A Hong Kong è stata una notte di fuoco.

Copyright 2019 The Associated Press. All Rights Reserved


La tensione nell'ex colonia britannica è sempre alle stelle. Alcune decine di studenti, assediati dalla polizia in un campus che avevano occupato, sono riuscite a fuggire, ma molti altri restano all'interno dell'edificio.

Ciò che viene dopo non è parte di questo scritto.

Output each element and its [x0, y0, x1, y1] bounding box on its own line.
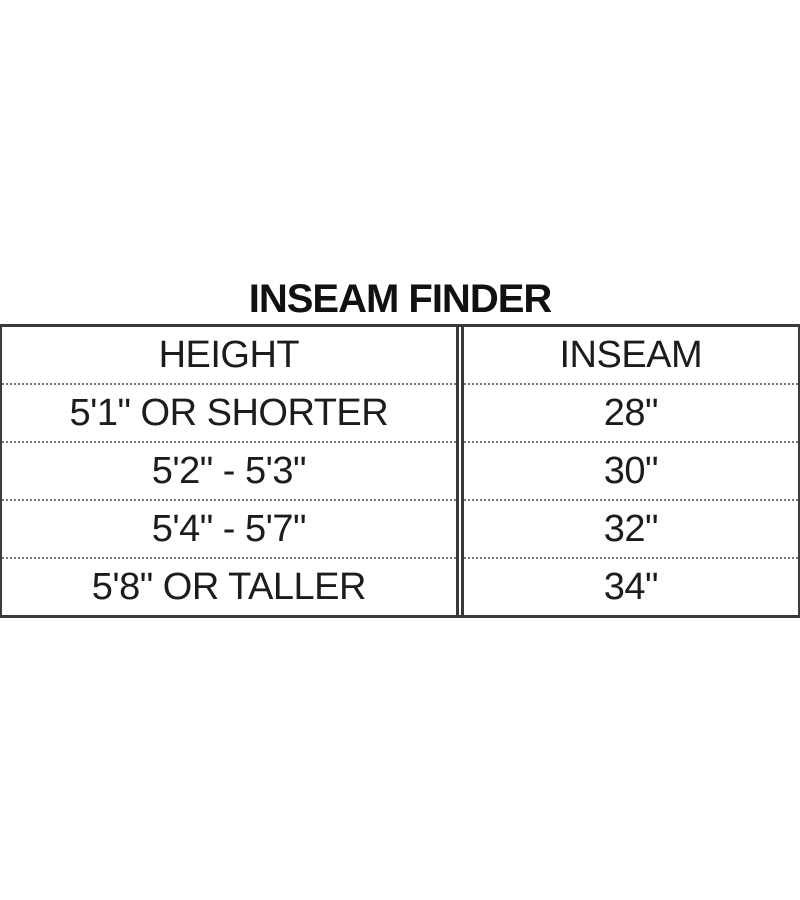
table-row: 5'8" OR TALLER 34" [2, 557, 798, 615]
inseam-cell: 34" [455, 557, 798, 615]
inseam-cell: 32" [455, 499, 798, 558]
height-column-header: HEIGHT [158, 333, 300, 376]
inseam-cell: 30" [455, 441, 798, 500]
height-cell: 5'2" - 5'3" [2, 441, 460, 500]
table-row: 5'1" OR SHORTER 28" [2, 383, 798, 442]
height-cell: 5'4" - 5'7" [2, 499, 460, 558]
size-chart-table: HEIGHT INSEAM 5'1" OR SHORTER 28" 5'2" -… [2, 327, 798, 615]
table-row: 5'4" - 5'7" 32" [2, 499, 798, 558]
table-header-row: HEIGHT INSEAM [2, 327, 798, 384]
inseam-finder-table: HEIGHT INSEAM 5'1" OR SHORTER 28" 5'2" -… [0, 324, 800, 618]
page-title: INSEAM FINDER [248, 277, 553, 321]
inseam-cell: 28" [455, 383, 798, 442]
height-cell: 5'1" OR SHORTER [2, 383, 460, 442]
table-row: 5'2" - 5'3" 30" [2, 441, 798, 500]
height-cell: 5'8" OR TALLER [2, 557, 460, 615]
inseam-column-header: INSEAM [455, 327, 798, 384]
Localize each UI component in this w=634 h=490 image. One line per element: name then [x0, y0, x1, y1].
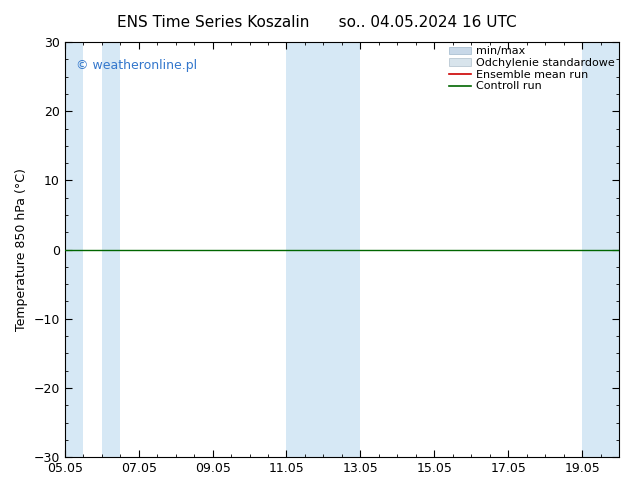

Scontri violenti, centinaia di arresti, una quarantina di feriti… a Hong Kong la situazione sembra sempre più sfuggire di mano.

I manifestanti arroccati nell'Università politecnica, attuale bastione della contestazione, hanno appiccato il fuoco a una parte dello stabile per cercare di fermare l'assalto della polizia.

Alcuni di loro sarebbero riusciti a scappare, mentre altri – non si sa quanti – sono ancora asserragliati all'interno dell'ateneo.

Le forze dell'ordine hanno minacciato di far uso di "pallottole reali" per far fronte alle "armi letali" dei dimostranti radicali. Questi ultimi hanno lanciato delle pietre e dei cocktail molotov contro gli agenti.


Soldati cinesi per le strade

La protesta in corso nell'ex colonia britannica da ormai più di cinque mesi è entrata la scorsa settimana in una fase molto più radicale e violenta. L'esecutivo di Hong Kong, allineato a Pechino, ha respinto le richieste dei manifestanti, che chiedono in particolare il suffragio universale e un'indagine sulle presunte violenze della polizia.  

La Cina ha ripetutamente avvertito che non tollererà il dissenso. E la preoccupazione per un possibile intervento cresce.

Questo fine settimana i soldati dell'esercito cinese, presenti a Hong Kong dal ritorno sotto l'autorità di Pechino dell'ex colonia nel 1997, hanno lasciato la loro caserma per sgombrare alcune strade dalle barricate. Un evento estremamente raro che ha ulteriormente alimentato l'ipotesi di un'operazione militare.

E lunedì l'ambasciatore cinese nel Regno Unito ha dato ulteriore credito a questa opzione. "Il governo di Hong Kong sta facendo tutto il possibile per riprendere il controllo della situazione", ha detto Liu Xiaoming in una conferenza stampa. "Ma se diventasse incontrollabile, il governo centrale non rimarrebbe certamente inattivo. Abbiamo la determinazione e il potere per porre fine ai disordini".